I'm engaged on a piece of self-advocacy that has reached the point where I must explain how serious the effects of cognitive dysfunction can be in ME. I'll be writing a summary of my personal experience of this symptom, which has been crippling right from the start of my ME. I'm also considering seeking out a specialist medical report on the subject. But I'd also like to include any good general piece that's been produced. Is anyone aware of a statement from any of the charities on this subject? Or anyone else who could be considered an authority? Is there any good research that I could cite? Thank you.
https://www.nature.com/articles/s41598-021-04764-w This recent paper might be of use. ME Association have a leaflet but you have to buy it to see what’s in it….. If you’ve got a copy of the ME Association purple book there might be something of use in there.
i doubt this will help but i have difficulty getting across that i hve cognitive issues that are cripping. i wrote this poist on a thread on related paper and nobody responded. idk if my issues are similar to yours. [also eneral inability to cogitate, pea soup. also in ability to deal with social reasoning. worse if vertical. lost math ability.] [moderators please feel free to make a new thread or puit in an appropriate thread of not appropriate to this one.]
Thanks so much for responding @Samuel. I will take a look back at your old post and at the paper you mention (when I have available attention to do so!). I certainly recognise lots of what you talk about in your experience, though I suspect all of us are slightly different in this. It's beyond frustrating to have a cognitive problem that's so difficult to explain because you have a cognitive problem, isn't it? I'm going to take a long time, split up into short bursts, to try and explain my experience of this as clearly as I can. I'm going to start with a general description of having difficulty in absorbing, processing, organising and expressing information - and with memory.
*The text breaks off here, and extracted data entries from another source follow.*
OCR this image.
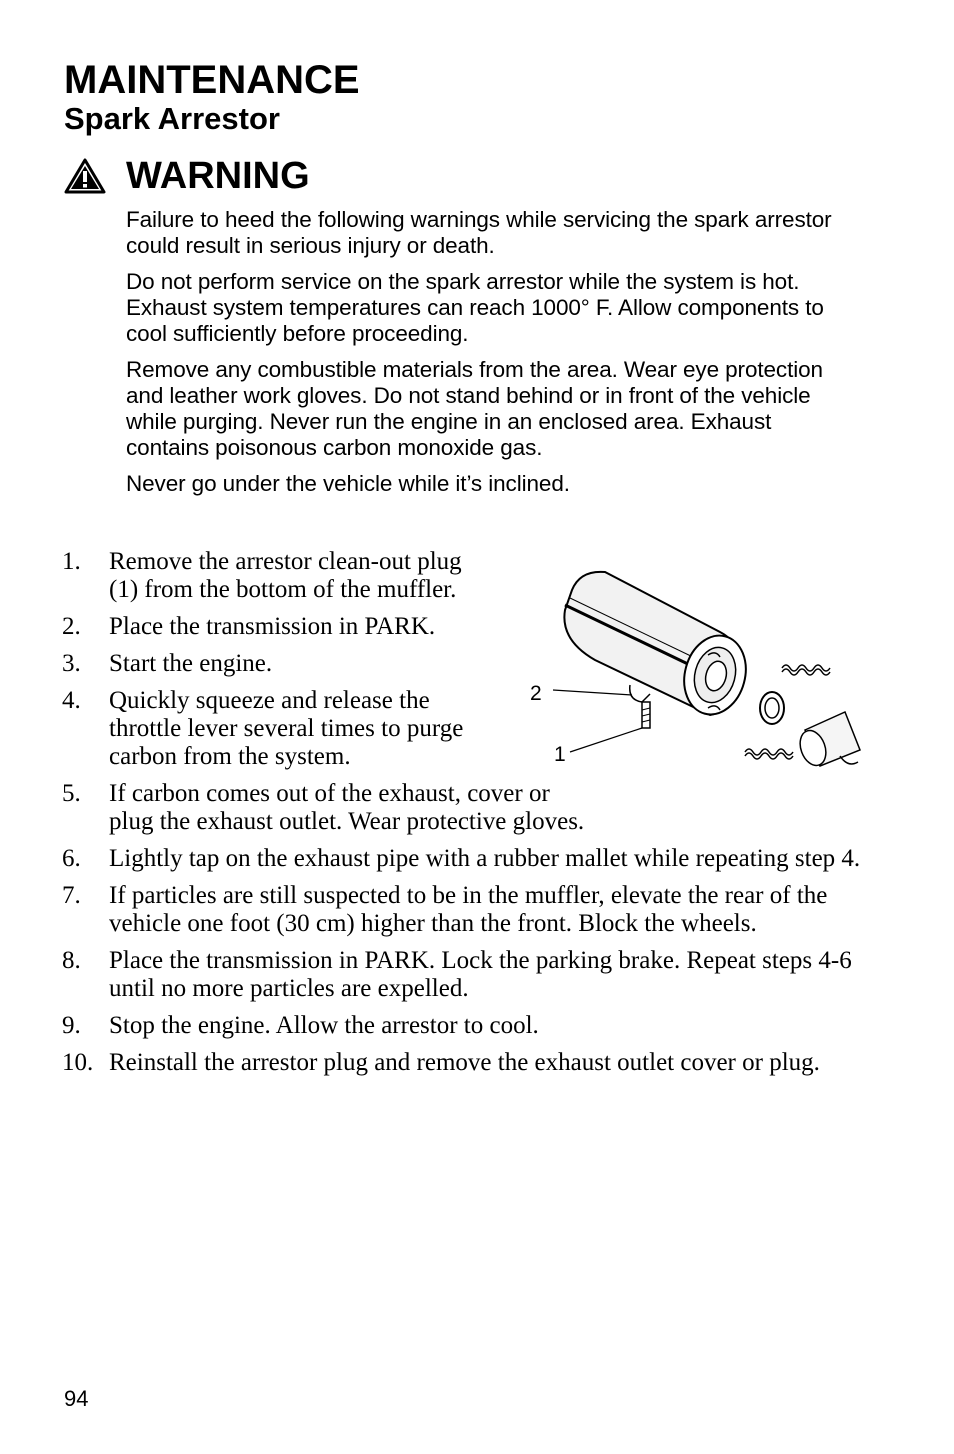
MAINTENANCE
Spark Arrestor
WARNING

Failure to heed the following warnings while servicing the spark arrestor could result in serious injury or death.

Do not perform service on the spark arrestor while the system is hot. Exhaust system temperatures can reach 1000° F. Allow components to cool sufficiently before proceeding.

Remove any combustible materials from the area. Wear eye protection and leather work gloves. Do not stand behind or in front of the vehicle while purging. Never run the engine in an enclosed area. Exhaust contains poisonous carbon monoxide gas.

Never go under the vehicle while it’s inclined.

1. Remove the arrestor clean-out plug (1) from the bottom of the muffler.
2. Place the transmission in PARK.
3. Start the engine.
4. Quickly squeeze and release the throttle lever several times to purge carbon from the system.
5. If carbon comes out of the exhaust, cover or plug the exhaust outlet. Wear protective gloves.
6. Lightly tap on the exhaust pipe with a rubber mallet while repeating step 4.
7. If particles are still suspected to be in the muffler, elevate the rear of the vehicle one foot (30 cm) higher than the front. Block the wheels.
8. Place the transmission in PARK. Lock the parking brake. Repeat steps 4-6 until no more particles are expelled.
9. Stop the engine. Allow the arrestor to cool.
10. Reinstall the arrestor plug and remove the exhaust outlet cover or plug.
2
1
94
And then I'm going to pick a single mental task and break it down into the laborious component parts I have to split it into in order to complete it. This will include the fact that when I have to 'pause' a task to rest for some weeks, I then have to go through all the basic steps to 're-learn' how to do it after that interval. If a task is complex this means that only about forty per cent of the energy I expend on it is ever available to move it forward, however slowly, the rest is needed to maintain my awareness and grasp of what the task might involve - the basic mental scaffolding needed to attempt it.